After Trump stunned the world with his general election win over Hillary Clinton, the observations of Power and those emailing her on her official government account turned more vitriolic. “I am discouraged and frightened. Electing a right-wing president is something, but such a morally repugnant bully!” read a Nov. 14, 2016, email to Power from a sender whose name the State Department redacted for privacy reasons.

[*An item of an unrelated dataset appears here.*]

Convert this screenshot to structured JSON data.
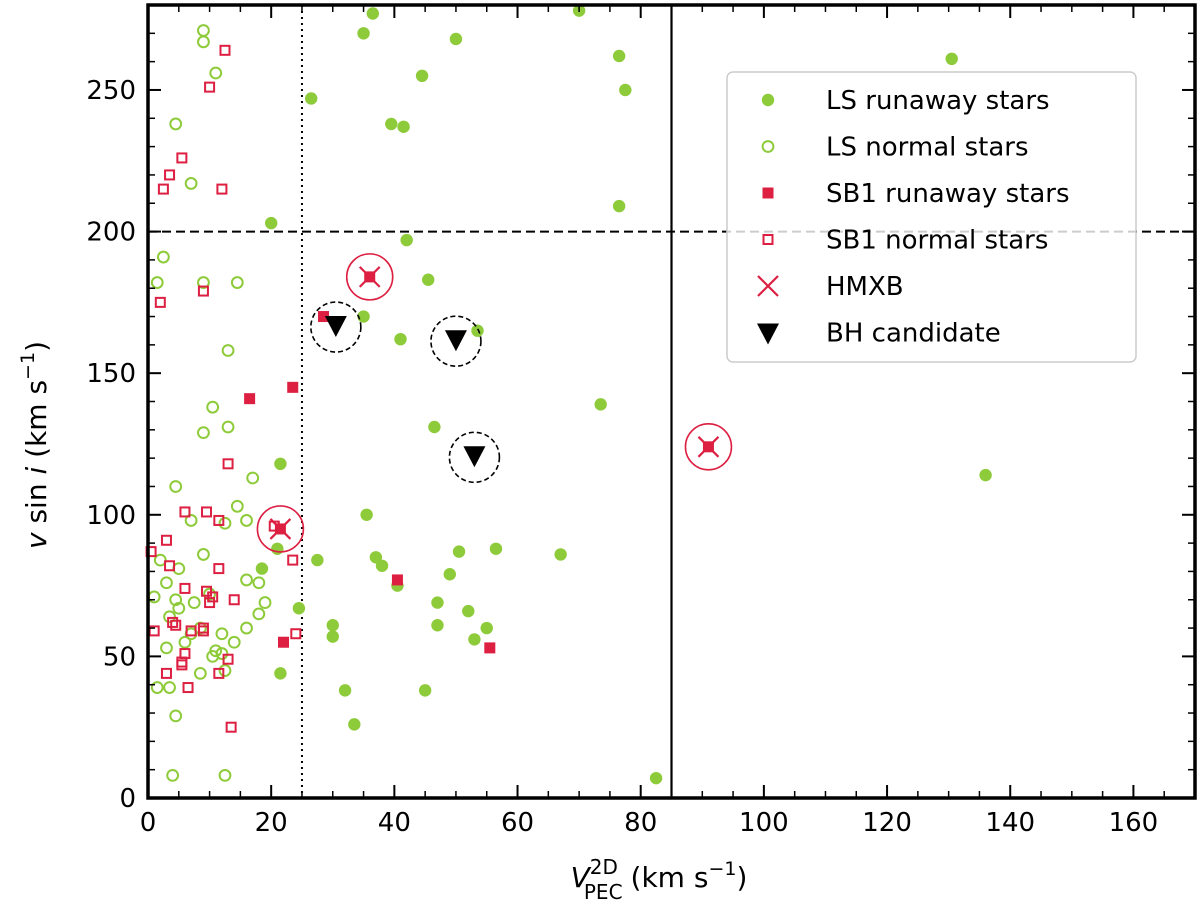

The email referred to former Trump strategist Steve Bannon as “an avowed racist” and predicted, “The worst is coming.”

 

There is no evidence in the released documents that Power responded or chastised the sender for using government email for such political animosity. But there is ample evidence she engaged in similar Trump-bashing. In December 2016, for example, when sent a news story about Trump’s effort to communicate a new policy direction for the U.N., Power snarkily replied: “This reflects the lack of understanding of history.” When Trump announced his intent to withdraw the U.S. from a global climate deal, Power emailed a colleague: “Lord help us all.” And when a routine diplomatic issue with Japan arose in late November 2016, Power emailed another colleague: “It is unreal how the Trump dynamic has changed things.” Perhaps most telling are Power’s efforts to arrange media interviews and speeches during her final days in office, clearly aiming to counter the incoming president’s agenda and fan the narrative that Trump might be dangerously soft on matters involving Russia and mercilessly hard on immigrants.

 

When Jorge Ramos, news anchor for the Spanish-language network Univision, floated an idea for an exit interview, Power suggested her anguish at seeing Democrats lose the election was receding the more she watched Trump in action. “If we do something, we will make it good,” Power wrote Ramos. “PTSD in retreat — Trump has vanquished it.”

 

Power and her staff spent time brainstorming a possible CBS “60 Minutes” interview as Trump’s transition period began. The idea was to parlay Power’s remarks at an upcoming citizenship event and the TV news magazine interview into forums to shame the president-elect on immigration. “Ambassador: Have a draft for your remarks for the naturalization ceremony on Tuesday, which has proven a useful and somewhat cathartic vessel to channel some post-Trump messages about who we are,” fellow State Department official Nikolaus Steinberg wrote on Nov. 11, 2016. Power responded: “Need to move out on 60 mins idea to seek maximum amplif.”